2. S. Knowles, M. Servatka, and T. Sullivan (2016) "Deadlines, Procrastination, and Inattention in Charitable Giving: A Field Experiment," working paper.

We conduct a field experiment to analyze the effect of deadline length on charitable tasks. Participants are invited to complete an online survey, with a donation going to charity if they do so. Participants are given either one week, one month or no deadline by which to respond.

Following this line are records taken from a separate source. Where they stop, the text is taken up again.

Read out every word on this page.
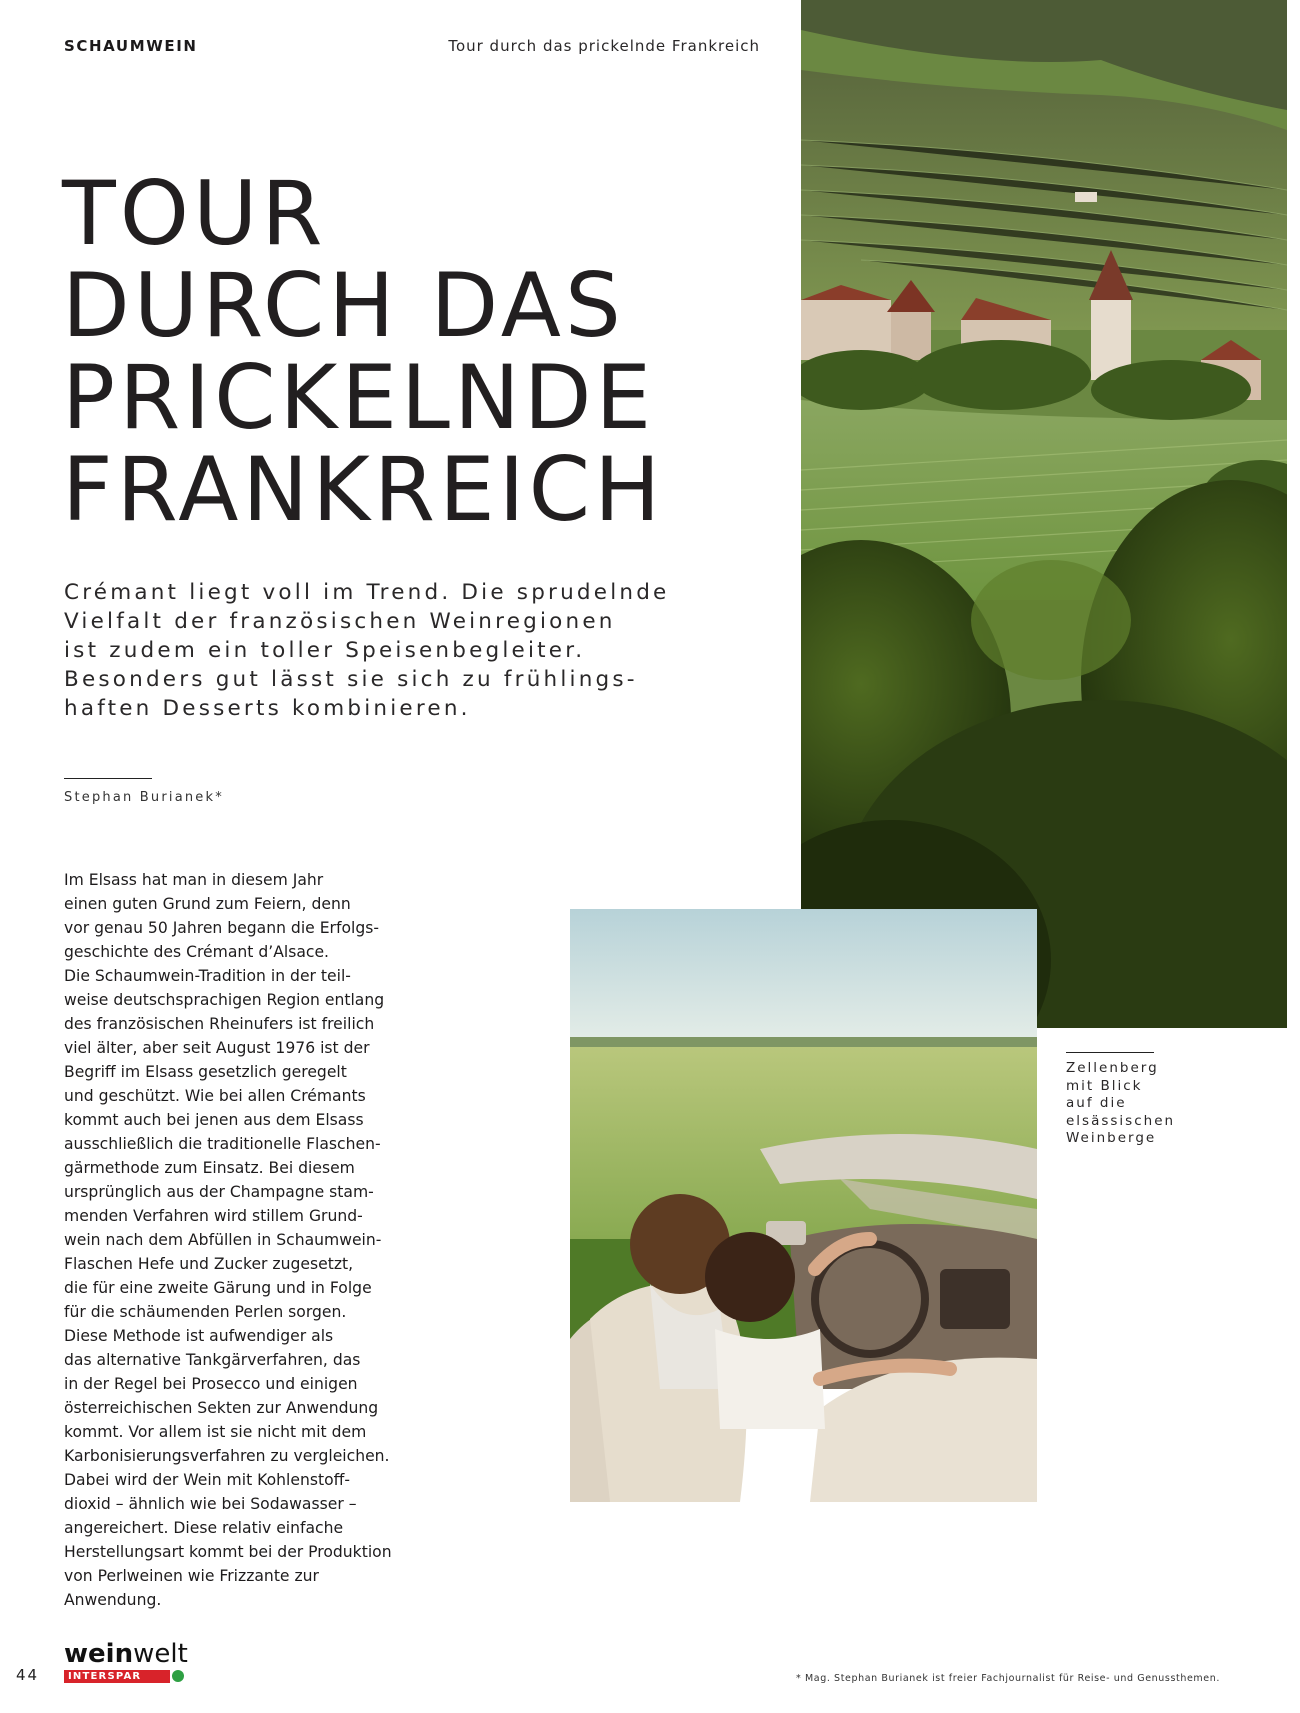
SCHAUMWEIN	Tour durch das prickelnde Frankreich
TOUR
DURCH DAS
PRICKELNDE
FRANKREICH
Crémant liegt voll im Trend. Die sprudelnde
Vielfalt der französischen Weinregionen
ist zudem ein toller Speisenbegleiter.
Besonders gut lässt sie sich zu frühlings-
haften Desserts kombinieren.
Stephan Burianek*
Im Elsass hat man in diesem Jahr
einen guten Grund zum Feiern, denn
vor genau 50 Jahren begann die Erfolgs-
geschichte des Crémant d’Alsace.
Die Schaumwein-Tradition in der teil-
weise deutschsprachigen Region entlang
des französischen Rheinufers ist freilich
viel älter, aber seit August 1976 ist der
Begriff im Elsass gesetzlich geregelt
und geschützt. Wie bei allen Crémants
kommt auch bei jenen aus dem Elsass
ausschließlich die traditionelle Flaschen-
gärmethode zum Einsatz. Bei diesem
ursprünglich aus der Champagne stam-
menden Verfahren wird stillem Grund-
wein nach dem Abfüllen in Schaumwein-
Flaschen Hefe und Zucker zugesetzt,
die für eine zweite Gärung und in Folge
für die schäumenden Perlen sorgen.
Diese Methode ist aufwendiger als
das alternative Tankgärverfahren, das
in der Regel bei Prosecco und einigen
österreichischen Sekten zur Anwendung
kommt. Vor allem ist sie nicht mit dem
Karbonisierungsverfahren zu vergleichen.
Dabei wird der Wein mit Kohlenstoff-
dioxid – ähnlich wie bei Sodawasser –
angereichert. Diese relativ einfache
Herstellungsart kommt bei der Produktion
von Perlweinen wie Frizzante zur
Anwendung.
Zellenberg
mit Blick
auf die
elsässischen
Weinberge
44
weinwelt
INTERSPAR	* Mag. Stephan Burianek ist freier Fachjournalist für Reise- und Genussthemen.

Completions are lower for the one month deadline, than for the other two treatments, consistent with the model of inattention developed in Taubinsky (2014) and also with the idea that not specifying a deadline conveys urgency.

Speaker Profile:

Maros Servatka is a Professor of Economics at the Macquarie Graduate School of Management and the Director of MGSM Vernon L. Smith Experimental Economics Laboratory. He received his MA in Quantitative Methods from the Warsaw School of Economics and his PhD in Economics from the University of Arizona. He previously held a postdoctoral position at the Sonder Forschungs Bereich 504 at the University of Mannheim and an Associate Professor position at University of Canterbury where he was also the Director of the New Zealand Experimental Economics Laboratory. He has held visiting positions at the George J. Stigler Center for the Economy and the State at the University of Chicago Booth School of Business and Weatherhead School of Management Case Western Reserve University.

Professor Servatka is the Founder and past President (2012-14) of Slovak Economic Association, the first professional association of Slovak economists. He currently serves on the executive committee of the association.  He also serves on the editorial board of Journal of Behavioral and Experimental Economics. Professor Servatka specializes in experimental and behavioral economics. His research has been published in European Economic Review, Experimental Economics, Journal of Economic Behavior and Organization, Journal of Economic Psychology, Journal of Public Economics, among others.